It has been an exciting month for planets. Just days after the announcement of a detection of phosphine in the clouds of Venus, another first in planet discoveries was declared. The new find is the first planet observed to be orbiting a white dwarf; a dead star that is much smaller than the planet it hosts.
Planet WD 1856+534 b was first spotted by the NASA’s Transiting Exoplanet Survey Satellite (TESS) and confirmed with a series of observations from ground-based telescopes. The results showed the light from a white dwarf being periodically dimmed by a staggering 56% for brief 8 minutes.
For comparison, one of the easiest exoplanet types to detect is a hot Jupiter that would typically cause a 1% dip in brightness of its star over a period of a few hours.

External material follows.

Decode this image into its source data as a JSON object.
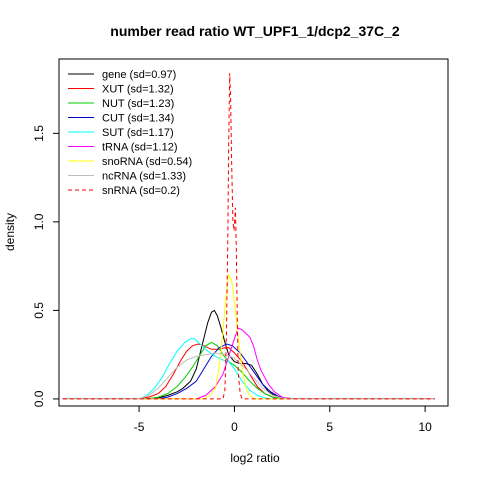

This suggested a Jupiter-sized planet was closely orbiting a white dwarf that was similar in size to the Earth. Light from the white dwarf is obscured each time the planet passes in front of (or transits) the dead star’s surface on its orbit. Interestingly, the light dip is shaped like the letter V, showing a gentle gradient decreasing and rising from the maximum occultation. The lack of a sharp drop in brightness implied the planet’s orbit was slightly inclined so that it grazed the white dwarf’s surface and only obscured part of the much smaller star.

Although certainly unusual, WD 1856 b is not the first planet known to orbit a smaller star. The first extrasolar planets to be discovered orbit another type of stellar remnant known as a neutron star†. While white dwarfs typically have sizes similar to a terrestrial planet, neutron stars have city-sized diameters of order 10 km.